Large Language Models (LLMs) equipped with external tools have demonstrated enhanced performance on complex reasoning tasks. The widespread adoption of this tool-augmented reasoning is hindered by the scarcity of domain-specific tools. For instance, in domains such as physics question answering, suitable and specialized tools are often missing. Recent work has explored automating tool creation by extracting reusable functions from Chain-of-Thought (CoT) reasoning traces; however, these approaches face a critical scalability bottleneck. As the number of generated tools grows, storing them in an unstructured collection leads to significant retrieval challenges, including an expanding search space and ambiguity between function-related tools. To address this, we propose a systematic approach to automatically refactor an unstructured collection of tools into a structured tool library. Our system first generates discrete, task-specific tools and clusters them into semantically coherent topics. Within each cluster, we introduce a multi-agent framework to consolidate scattered functionalities: a code agent refactors code to extract shared logic and creates versatile, aggregated tools, while a reviewing agent ensures that these aggregated tools maintain the complete functional capabilities of the original set.
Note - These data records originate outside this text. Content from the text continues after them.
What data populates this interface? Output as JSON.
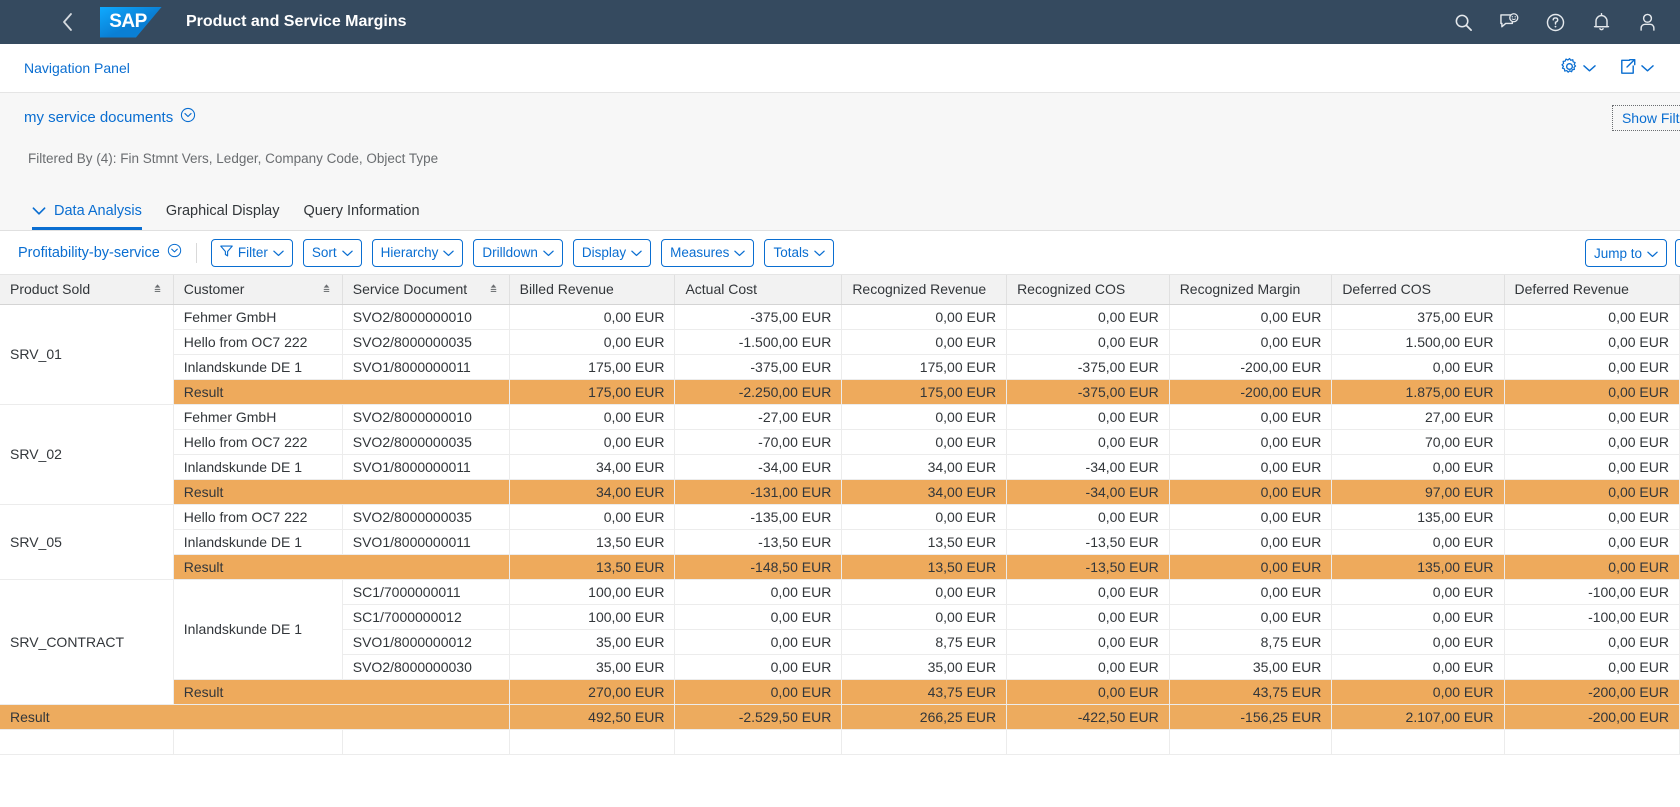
{
  "header": {
    "back_label": "Back",
    "logo_text": "SAP",
    "title": "Product and Service Margins",
    "icons": [
      {
        "name": "search-icon",
        "label": "Search"
      },
      {
        "name": "feedback-icon",
        "label": "Feedback"
      },
      {
        "name": "help-icon",
        "label": "Help"
      },
      {
        "name": "notification-bell-icon",
        "label": "Notifications"
      },
      {
        "name": "user-avatar-icon",
        "label": "User"
      }
    ]
  },
  "nav_panel": {
    "label": "Navigation Panel",
    "settings_label": "",
    "share_label": ""
  },
  "variant": {
    "name": "my service documents",
    "filtered_by": "Filtered By (4): Fin Stmnt Vers, Ledger, Company Code, Object Type",
    "show_filter_label": "Show Filter"
  },
  "tabs": [
    {
      "label": "Data Analysis",
      "active": true
    },
    {
      "label": "Graphical Display",
      "active": false
    },
    {
      "label": "Query Information",
      "active": false
    }
  ],
  "toolbar": {
    "query_name": "Profitability-by-service",
    "buttons": [
      {
        "label": "Filter",
        "icon": "filter-icon"
      },
      {
        "label": "Sort",
        "icon": ""
      },
      {
        "label": "Hierarchy",
        "icon": ""
      },
      {
        "label": "Drilldown",
        "icon": ""
      },
      {
        "label": "Display",
        "icon": ""
      },
      {
        "label": "Measures",
        "icon": ""
      },
      {
        "label": "Totals",
        "icon": ""
      }
    ],
    "jump_to_label": "Jump to"
  },
  "table": {
    "columns": [
      {
        "label": "Product Sold",
        "sortable": true,
        "numeric": false
      },
      {
        "label": "Customer",
        "sortable": true,
        "numeric": false
      },
      {
        "label": "Service Document",
        "sortable": true,
        "numeric": false
      },
      {
        "label": "Billed Revenue",
        "sortable": false,
        "numeric": true
      },
      {
        "label": "Actual Cost",
        "sortable": false,
        "numeric": true
      },
      {
        "label": "Recognized Revenue",
        "sortable": false,
        "numeric": true
      },
      {
        "label": "Recognized COS",
        "sortable": false,
        "numeric": true
      },
      {
        "label": "Recognized Margin",
        "sortable": false,
        "numeric": true
      },
      {
        "label": "Deferred COS",
        "sortable": false,
        "numeric": true
      },
      {
        "label": "Deferred Revenue",
        "sortable": false,
        "numeric": true
      }
    ],
    "result_label": "Result",
    "groups": [
      {
        "product": "SRV_01",
        "rows": [
          {
            "customer": "Fehmer GmbH",
            "doc": "SVO2/8000000010",
            "values": [
              "0,00 EUR",
              "-375,00 EUR",
              "0,00 EUR",
              "0,00 EUR",
              "0,00 EUR",
              "375,00 EUR",
              "0,00 EUR"
            ]
          },
          {
            "customer": "Hello from OC7 222",
            "doc": "SVO2/8000000035",
            "values": [
              "0,00 EUR",
              "-1.500,00 EUR",
              "0,00 EUR",
              "0,00 EUR",
              "0,00 EUR",
              "1.500,00 EUR",
              "0,00 EUR"
            ]
          },
          {
            "customer": "Inlandskunde DE 1",
            "doc": "SVO1/8000000011",
            "values": [
              "175,00 EUR",
              "-375,00 EUR",
              "175,00 EUR",
              "-375,00 EUR",
              "-200,00 EUR",
              "0,00 EUR",
              "0,00 EUR"
            ]
          }
        ],
        "result": [
          "175,00 EUR",
          "-2.250,00 EUR",
          "175,00 EUR",
          "-375,00 EUR",
          "-200,00 EUR",
          "1.875,00 EUR",
          "0,00 EUR"
        ]
      },
      {
        "product": "SRV_02",
        "rows": [
          {
            "customer": "Fehmer GmbH",
            "doc": "SVO2/8000000010",
            "values": [
              "0,00 EUR",
              "-27,00 EUR",
              "0,00 EUR",
              "0,00 EUR",
              "0,00 EUR",
              "27,00 EUR",
              "0,00 EUR"
            ]
          },
          {
            "customer": "Hello from OC7 222",
            "doc": "SVO2/8000000035",
            "values": [
              "0,00 EUR",
              "-70,00 EUR",
              "0,00 EUR",
              "0,00 EUR",
              "0,00 EUR",
              "70,00 EUR",
              "0,00 EUR"
            ]
          },
          {
            "customer": "Inlandskunde DE 1",
            "doc": "SVO1/8000000011",
            "values": [
              "34,00 EUR",
              "-34,00 EUR",
              "34,00 EUR",
              "-34,00 EUR",
              "0,00 EUR",
              "0,00 EUR",
              "0,00 EUR"
            ]
          }
        ],
        "result": [
          "34,00 EUR",
          "-131,00 EUR",
          "34,00 EUR",
          "-34,00 EUR",
          "0,00 EUR",
          "97,00 EUR",
          "0,00 EUR"
        ]
      },
      {
        "product": "SRV_05",
        "rows": [
          {
            "customer": "Hello from OC7 222",
            "doc": "SVO2/8000000035",
            "values": [
              "0,00 EUR",
              "-135,00 EUR",
              "0,00 EUR",
              "0,00 EUR",
              "0,00 EUR",
              "135,00 EUR",
              "0,00 EUR"
            ]
          },
          {
            "customer": "Inlandskunde DE 1",
            "doc": "SVO1/8000000011",
            "values": [
              "13,50 EUR",
              "-13,50 EUR",
              "13,50 EUR",
              "-13,50 EUR",
              "0,00 EUR",
              "0,00 EUR",
              "0,00 EUR"
            ]
          }
        ],
        "result": [
          "13,50 EUR",
          "-148,50 EUR",
          "13,50 EUR",
          "-13,50 EUR",
          "0,00 EUR",
          "135,00 EUR",
          "0,00 EUR"
        ]
      },
      {
        "product": "SRV_CONTRACT",
        "merged_customer": "Inlandskunde DE 1",
        "rows": [
          {
            "customer": "",
            "doc": "SC1/7000000011",
            "values": [
              "100,00 EUR",
              "0,00 EUR",
              "0,00 EUR",
              "0,00 EUR",
              "0,00 EUR",
              "0,00 EUR",
              "-100,00 EUR"
            ]
          },
          {
            "customer": "",
            "doc": "SC1/7000000012",
            "values": [
              "100,00 EUR",
              "0,00 EUR",
              "0,00 EUR",
              "0,00 EUR",
              "0,00 EUR",
              "0,00 EUR",
              "-100,00 EUR"
            ]
          },
          {
            "customer": "",
            "doc": "SVO1/8000000012",
            "values": [
              "35,00 EUR",
              "0,00 EUR",
              "8,75 EUR",
              "0,00 EUR",
              "8,75 EUR",
              "0,00 EUR",
              "0,00 EUR"
            ]
          },
          {
            "customer": "",
            "doc": "SVO2/8000000030",
            "values": [
              "35,00 EUR",
              "0,00 EUR",
              "35,00 EUR",
              "0,00 EUR",
              "35,00 EUR",
              "0,00 EUR",
              "0,00 EUR"
            ]
          }
        ],
        "result": [
          "270,00 EUR",
          "0,00 EUR",
          "43,75 EUR",
          "0,00 EUR",
          "43,75 EUR",
          "0,00 EUR",
          "-200,00 EUR"
        ]
      }
    ],
    "grand_total": {
      "label": "Result",
      "values": [
        "492,50 EUR",
        "-2.529,50 EUR",
        "266,25 EUR",
        "-422,50 EUR",
        "-156,25 EUR",
        "2.107,00 EUR",
        "-200,00 EUR"
      ]
    }
  }
}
This process transforms numerous question-specific tools into a smaller set of powerful, aggregated tools without loss of functionality. Experimental results demonstrate that our approach significantly improves tool retrieval accuracy and overall reasoning performance across multiple reasoning tasks. Furthermore, our method shows enhanced scalability compared with baselines as the number of question-specific increases.

Paper Structure

This paper contains 36 sections, 4 figures, 2 tables, 1 algorithm.

Figures (4)

  • Figure 1: We obtained function-related tools $Tool_{1-3}$ from different problems and $Tool_2$ and $Tool_3$ have overlapping functionality. Through the ToolLibGen, we integrated the three discrete, question-specific tools into a single class that covers all functionalities and a facade function that covers all possible parameter inputs.
  • Figure 2: The pipeline of our proposed method (: General LLM; : $LLM_{solver}$). The LLM first generates and validates question-specific tools. Then it proposes clusters and assigns each tool to specific clusters. For each cluster, a coding agent abstracts the functionality of tools and writes code, while a reviewing agent validates the code with $LLM_{solver}$ to preserve the original functionalities.
  • Figure 3: (Left) The retriever accuracy changes as the number of questions for tool-making increases from 1k to 20k. (Right) A case study showing how ToolLibGen facilitates tool retrieval.
  • Figure 4: (a) Ablation results showing the effectiveness of our design; (b) Error distribution of GPT-4.1 in reasoning augmented by tools generated by ToolLibGen.